ここで疑問になってくるのは、「元捜査官」にも取材をされたのであれば、被害者の知人女性が見たというその笹やぶ前の「心霊写真」が本当に存在したのか、そしてそれが本当に霧積での「最後の一枚(5コマ目)」だったのか、そこに「ウソはない」かどうかを、その「元捜査官」に確認すればよかったのでは?・・・ということなのですが---2003年の取材時点で時効成立から約16年が経過しており「心霊写真が5コマ目だったかどうか」などは秘匿し続けるには当たらない情報と思われ、質問すれば教えてもらえたのではないかと思うのですが---その点について「元捜査官」に確認してみたという話は、レポートには一切描かれてはいないわけです。

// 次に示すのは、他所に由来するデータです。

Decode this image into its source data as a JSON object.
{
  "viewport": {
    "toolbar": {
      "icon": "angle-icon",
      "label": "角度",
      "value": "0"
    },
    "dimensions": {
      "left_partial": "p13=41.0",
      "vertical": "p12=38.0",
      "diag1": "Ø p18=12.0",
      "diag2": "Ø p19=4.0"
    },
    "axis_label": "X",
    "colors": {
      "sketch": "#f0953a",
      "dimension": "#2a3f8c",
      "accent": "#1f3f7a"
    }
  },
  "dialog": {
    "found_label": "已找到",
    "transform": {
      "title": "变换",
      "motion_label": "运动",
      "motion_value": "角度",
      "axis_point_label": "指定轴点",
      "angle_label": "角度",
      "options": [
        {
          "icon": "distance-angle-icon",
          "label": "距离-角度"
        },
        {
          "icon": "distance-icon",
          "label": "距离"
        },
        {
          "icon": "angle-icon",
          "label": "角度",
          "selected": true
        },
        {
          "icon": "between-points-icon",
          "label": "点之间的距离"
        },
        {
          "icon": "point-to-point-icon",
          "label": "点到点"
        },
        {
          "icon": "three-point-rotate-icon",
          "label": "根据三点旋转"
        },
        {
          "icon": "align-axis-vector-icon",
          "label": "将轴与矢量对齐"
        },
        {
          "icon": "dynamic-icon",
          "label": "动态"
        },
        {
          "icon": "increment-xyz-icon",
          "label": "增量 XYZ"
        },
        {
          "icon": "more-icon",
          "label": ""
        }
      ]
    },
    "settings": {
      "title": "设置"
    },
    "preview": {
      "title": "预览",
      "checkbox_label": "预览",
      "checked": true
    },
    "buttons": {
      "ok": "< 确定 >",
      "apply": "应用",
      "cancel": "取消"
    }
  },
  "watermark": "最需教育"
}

つまりライター氏は、「金洞の滝前の写真」については、その写真の存在を金湯館のご主人から聞かされた後に、事件当時金湯館でバイトをしていた男性に取材してその写真の存在を確認したと書かれているのですが(201ページ上段)、
「心霊写真」についてはその存在を聞かされた後で、金湯館のご主人に対しても、バイト男性に対しても、そして事件の詳細を知るはずの「元捜査官」に対しても、その写真の存在を確認するということをされてはいないと。

そして、第三者にその存在の確認を取らなかった「心霊写真」=「あの娘が最後に写っているという写真(原文ママ)」については「ウソはないはず」として「最後の一枚(5コマ目)」であると結論付けられ(205ページ下段)、
その一方で、警察が金湯館のご主人に対して全く同じ表現で・・・つまり「被害者が最後に写っていた写真(原文ママ)」と説明し、ライター氏によるのちの取材でバイト男性にもその存在を確認したという「金洞の滝前の写真」については、なぜかあっさり「最後の一枚(5コマ目)」の候補からは除外されていると。このあたりにも疑問を覚えたわけです。